The binary input matrix.

minr

The minimum number of rows of the Biclusters.

minc

The minimum number of columns of the Biclusters.

arff_row_col

If you want to circumvent the internal R function to convert the matrix to .arff format, provide the pathname of this file here. Additionally, two .csv files should be provided containing 1 column of row and column names. These two files should not contain a header or quotes around the names, simply 1 column with the names.
(Example: arff_row_col=c("...\\data\\matrix.arff","...\\data\\rownames.csv","...\\data\\colnames.csv"))
Note: These files can be generated with the make_arff_row_col function.
Warning: Should you use the write.arff function from the foreign package, remember to transpose the matrix first.

output_path

If as output, the original txt output of the Java code is desired, provide the outputh path here (without extension). In this case the bibit function will skip the transformation to a Biclust class object and simply return NULL.
(Example: output_path="...\\out\\bibitresult")
(Description Output: The following information about every bicluster generated will be printed in the output file: number of rows, number of columns, name of rows and name of columns.

Xmx

Set maximum Java heap size (default="1000M").

Details

This function uses the original Java code directly (with the intended input and output). Because the Java code was not refactored, the rJava package could not be used. The bibit function does the following:

  1. Convert R matrix to a .arff output file.

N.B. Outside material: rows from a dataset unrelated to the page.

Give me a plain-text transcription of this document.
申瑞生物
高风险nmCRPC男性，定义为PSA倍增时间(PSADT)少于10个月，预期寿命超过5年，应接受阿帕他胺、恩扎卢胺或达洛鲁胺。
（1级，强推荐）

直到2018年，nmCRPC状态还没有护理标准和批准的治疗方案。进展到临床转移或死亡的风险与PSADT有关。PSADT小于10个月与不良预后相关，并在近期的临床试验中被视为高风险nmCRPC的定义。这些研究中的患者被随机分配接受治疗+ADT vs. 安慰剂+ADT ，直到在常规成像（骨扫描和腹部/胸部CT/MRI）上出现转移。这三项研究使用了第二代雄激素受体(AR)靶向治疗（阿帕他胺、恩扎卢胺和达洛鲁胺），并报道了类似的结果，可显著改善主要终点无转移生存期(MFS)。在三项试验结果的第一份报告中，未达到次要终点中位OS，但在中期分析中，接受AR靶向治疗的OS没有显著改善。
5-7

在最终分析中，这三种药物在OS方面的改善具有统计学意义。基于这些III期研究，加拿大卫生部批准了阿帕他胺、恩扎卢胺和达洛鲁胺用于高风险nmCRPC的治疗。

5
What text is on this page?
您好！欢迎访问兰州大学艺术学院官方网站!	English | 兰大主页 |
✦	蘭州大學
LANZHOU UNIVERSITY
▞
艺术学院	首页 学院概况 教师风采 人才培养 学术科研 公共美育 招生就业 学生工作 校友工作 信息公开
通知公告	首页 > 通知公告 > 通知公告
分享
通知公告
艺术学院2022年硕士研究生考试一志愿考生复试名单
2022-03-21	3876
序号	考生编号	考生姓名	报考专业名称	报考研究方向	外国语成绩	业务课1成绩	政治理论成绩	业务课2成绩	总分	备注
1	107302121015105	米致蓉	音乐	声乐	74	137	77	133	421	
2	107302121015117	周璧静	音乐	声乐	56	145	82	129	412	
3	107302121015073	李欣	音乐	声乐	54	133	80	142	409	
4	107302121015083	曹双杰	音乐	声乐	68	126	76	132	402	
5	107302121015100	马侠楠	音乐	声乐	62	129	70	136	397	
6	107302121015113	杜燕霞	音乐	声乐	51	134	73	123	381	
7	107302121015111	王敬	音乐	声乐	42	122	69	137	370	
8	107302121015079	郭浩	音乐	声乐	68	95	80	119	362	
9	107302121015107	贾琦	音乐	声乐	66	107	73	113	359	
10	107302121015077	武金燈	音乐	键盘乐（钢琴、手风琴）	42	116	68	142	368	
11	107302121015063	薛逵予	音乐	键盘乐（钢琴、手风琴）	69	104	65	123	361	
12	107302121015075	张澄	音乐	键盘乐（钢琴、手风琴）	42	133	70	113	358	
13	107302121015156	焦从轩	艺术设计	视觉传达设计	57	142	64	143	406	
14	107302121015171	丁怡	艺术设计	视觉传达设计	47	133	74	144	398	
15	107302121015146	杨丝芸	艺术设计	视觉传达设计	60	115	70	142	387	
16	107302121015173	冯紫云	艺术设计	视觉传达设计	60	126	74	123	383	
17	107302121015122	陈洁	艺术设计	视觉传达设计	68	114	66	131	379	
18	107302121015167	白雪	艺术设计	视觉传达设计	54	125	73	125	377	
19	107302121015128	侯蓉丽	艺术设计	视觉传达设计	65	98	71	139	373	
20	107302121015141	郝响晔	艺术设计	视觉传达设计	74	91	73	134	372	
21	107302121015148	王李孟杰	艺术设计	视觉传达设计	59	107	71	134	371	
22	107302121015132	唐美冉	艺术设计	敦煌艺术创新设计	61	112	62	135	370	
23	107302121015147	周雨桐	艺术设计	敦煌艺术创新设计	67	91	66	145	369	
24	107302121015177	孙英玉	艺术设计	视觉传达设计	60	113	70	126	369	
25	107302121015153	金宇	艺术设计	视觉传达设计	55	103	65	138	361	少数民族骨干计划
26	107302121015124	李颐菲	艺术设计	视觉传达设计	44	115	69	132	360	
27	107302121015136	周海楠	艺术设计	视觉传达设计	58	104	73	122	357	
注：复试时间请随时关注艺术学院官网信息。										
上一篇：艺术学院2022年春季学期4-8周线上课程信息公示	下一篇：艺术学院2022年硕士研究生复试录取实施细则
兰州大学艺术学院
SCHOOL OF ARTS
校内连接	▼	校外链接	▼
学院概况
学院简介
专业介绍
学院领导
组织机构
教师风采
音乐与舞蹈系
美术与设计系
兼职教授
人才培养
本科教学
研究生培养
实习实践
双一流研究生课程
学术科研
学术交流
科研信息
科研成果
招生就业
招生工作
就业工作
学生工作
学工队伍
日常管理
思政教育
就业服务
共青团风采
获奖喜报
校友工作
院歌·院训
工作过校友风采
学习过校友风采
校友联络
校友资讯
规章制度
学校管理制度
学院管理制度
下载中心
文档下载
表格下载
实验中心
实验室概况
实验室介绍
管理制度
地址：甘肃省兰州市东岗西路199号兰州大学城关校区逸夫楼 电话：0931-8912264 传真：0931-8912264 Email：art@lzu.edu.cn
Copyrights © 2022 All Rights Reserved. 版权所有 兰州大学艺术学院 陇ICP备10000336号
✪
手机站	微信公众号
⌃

  2. Use the .arff file as input for the Java code which is called by system().

  3. The outputted .txt file from the Java BiBit algorithm is read in and transformed to a Biclust object.

Because of this, there is a chance of overhead when applying the algorithm on large datasets. Make sure your machine has enough RAM available when applying to big data.

Value

A Biclust S4 Class object.

Author(s)

Ewoud De Troyer

References

Domingo S. Rodriguez-Baena, Antonia J. Perez-Pulido and Jesus S. Aguilar-Ruiz (2011), "A biclustering algorithm for extracting bit-patterns from binary datasets", Bioinformatics

Examples

## Not run: 
data <- matrix(sample(c(0,1),100*100,replace=TRUE,prob=c(0.9,0.1)),nrow=100,ncol=100)
data[1:10,1:10] <- 1 # BC1
data[11:20,11:20] <- 1 # BC2
data[21:30,21:30] <- 1 # BC3
data <- data[sample(1:nrow(data),nrow(data)),sample(1:ncol(data),ncol(data))]
result <- bibit(data,minr=5,minc=5)
result
MaxBC(result)

## End(Not run)

Column Extension Procedure

Description

Function which accepts result from bibit, bibit2 or bibit3 and will (re-)apply the column extension procedure. This means if the result already contained extended biclusters that these will be deleted.

Usage

bibit_columnextension(result, matrix, arff_row_col = NULL, BC = NULL,
  extend_columns = "naive", extend_mincol = 1, extend_limitcol = 1,
  extend_noise = 1, extend_contained = FALSE)

Arguments

result

Result from bibit, bibit2 or bibit3.

matrix

The binary input matrix.

arff_row_col

The same file directories (with the same limitations) as given in bibit, bibit2 or bibit3.

BC

A numeric/integer vector of BC's which should be extended. Different behaviour for the 3 types of input results:

bibit

BC directly takes the corresponding biclusters from the result and extends them. (e.g. BC=c(1,10) is then remapped to c("BC1","BC1_Ext1","BC2","BC2_Ext1") in the new output)

bibit2

BC corresponds with the original non-extended biclusters from the bibit2 result. These original biclusters are selected and extended. (e.g. BC=c(1,10) selects biclusters c("BC1","BC10") which are then remapped to c("BC1","BC1_Ext1","BC2","BC2_Ext1") in the new output)

bibit3

BC corresponds with the biclusters when combining the FULLPATTERN and SUBPATTERN result together. For example choosing BC=1 would only select the 1 FULLPATTERN bicluster for each pattern and try to extend it. (e.g. BC=c(1,10) selects biclusters 1 and 10 from the combined fullpattern and subpattern result (meaning the full pattern BC and the 9th subpattern BC) which are then remapped to c("BC1","BC1_Ext1","BC2","BC2_Ext1") in the new output)

extend_columns

Column Extension Parameter
Can be one of the following: "naive" or "recursive" which will apply either a naive or recursive column extension procedure. (See Details Section for more information.)
Based on the extension, additional biclusters will be created in the Biclust object which can be seen in the column and row names of the RowxNumber and NumberxCol slots ("_Ext" suffix).
The info slot will also contain some additional information. Inside this slot, BC.Extended contains info on which original biclusters were extended, how many columns were added, and in how many extra extended biclusters this resulted.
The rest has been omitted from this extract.